Mar. 3, 2016
Former Port Allegany High School standout Nick Conway soared to new heights at the recent Northeast Conference Indoor Track and Field Championships, winning the NEC high jump title with a new personal best of 2.02 meters (6 feet, 7.5 inches) on Feb. 19 at Staten Island, N.Y.
The Saint Francis University junior needed every centimeter of that leap to claim the gold, after he and top seed Dashawn Putman (Central Connecticut State) had both cleared 2.01m (6′ 7″) to force a tiebreaker.
“It was a whirlwind of thoughts when they announced I had to compete in the jump-off,” Conway wrote in a message to the Reporter Argus. “They previously had told me I won….then recalculated and determined the jump-off had to happen. Initially I was not too excited. I was coming off of a groin strain that removed me from practice for 1.5 weeks leading up to the championship meet, on top of me not jumping in practice — maybe three times in practice all year. So I was the clear-cut underdog against the number one seed.
“But that is where the beauty of sports set in. To be a true champion you have to rise to the occasion.”
At least one person at the Ocean Breeze Track & Field Athletic Complex already had a good feeling about the outcome, though — Port assistant coach Hunter Conway, watching from the stands with his wife, Tammy.
“My father has been my coach since I started track. Things don’t change when he comes to my competitions; I still glance up to get his feedback on how to alter my approach after each jump,” Nick wrote. “It’s funny because my father always calls me and gives me a little pre-meet info on my competition, and he said I would win the high jump earlier this week. But I figured he just had high hopes, considering I hadn’t even practiced.”
“I knew he stood a good chance, and he was motivated,” Hunter said. “So it was a perfect storm, so to speak.”
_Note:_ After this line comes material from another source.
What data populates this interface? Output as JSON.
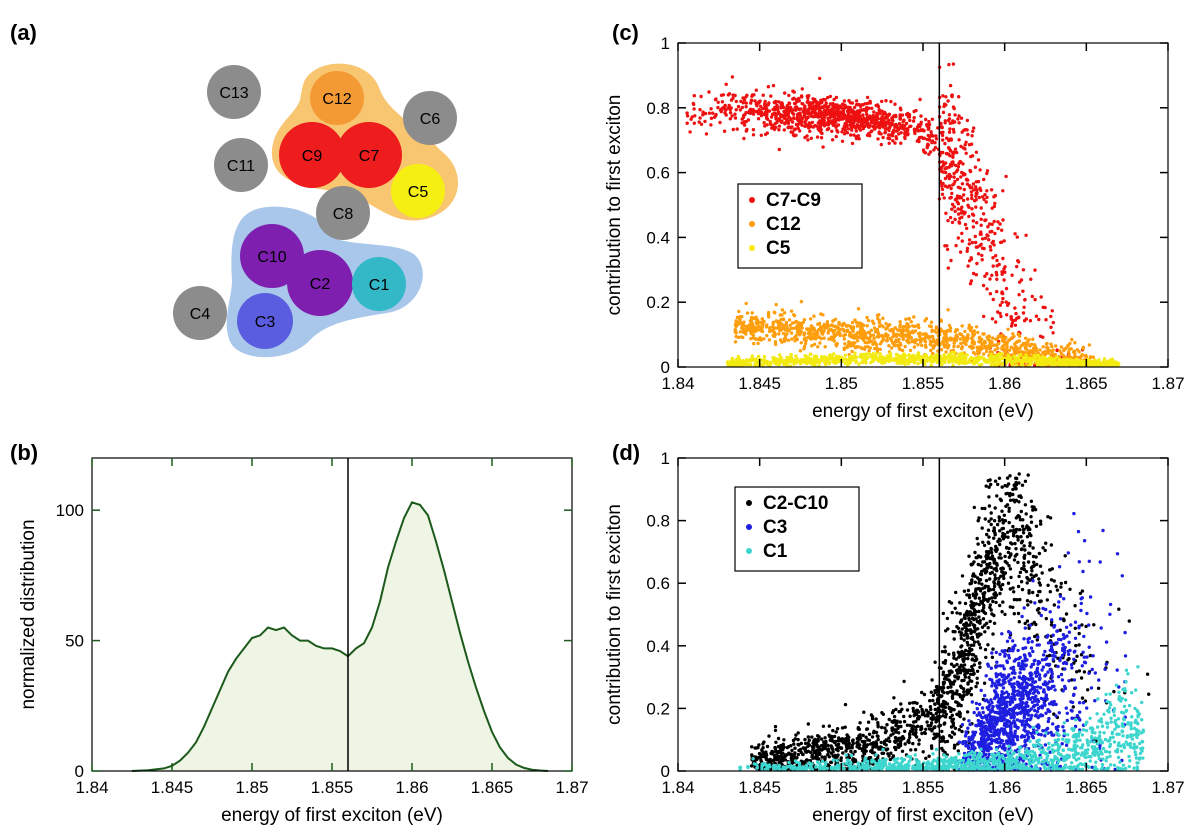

Conway was one of four jumpers to succeed at 2.01m, including two of his Red Flash teammates, but he and Putman did so in the fewest attempts to move on to the tiebreaker. With the bar reset at 2.04m (6′ 8.25”), both missed on their first try.
“I was slightly defeated at that point,” Nick wrote, “but looking to the stands I could see just how excited my father was at this opportunity. Feeding off my dad’s energy, I altered my approach slightly.”
Accelerating toward his target, he launched himself into the air, and then …
“When I jumped, I swear my eyes were closed,” he wrote. “The stands erupted with cheers and I realized I made it. After celebrating, I jogged to the opposite end of the track and prayed the three-hour competition would go no further.”
Of course, there was at least one more jump left, with Putman getting a chance to match Conway’s height and send the competition to another round.
“I did not watch (Putman) jump,” Nick wrote. “I simply listened to the crowd.”
Once again, their reaction told him all he needed to know.
“It was a surreal feeling to win,” he concluded. “I felt my parents’ trips to all my meets were rewarded with this underdog win. Above all, it’s a blessing to be able to compete on this stage and have my parents right there watching.”
The conference title was the second for Conway, who won the 60-meter hurdles at last season’s indoor championships. He placed fifth this year, turning in a time of 8.24 seconds to qualify in that event as well as the high jump for this weekend’s IC4A/ECAC Championships at Boston University.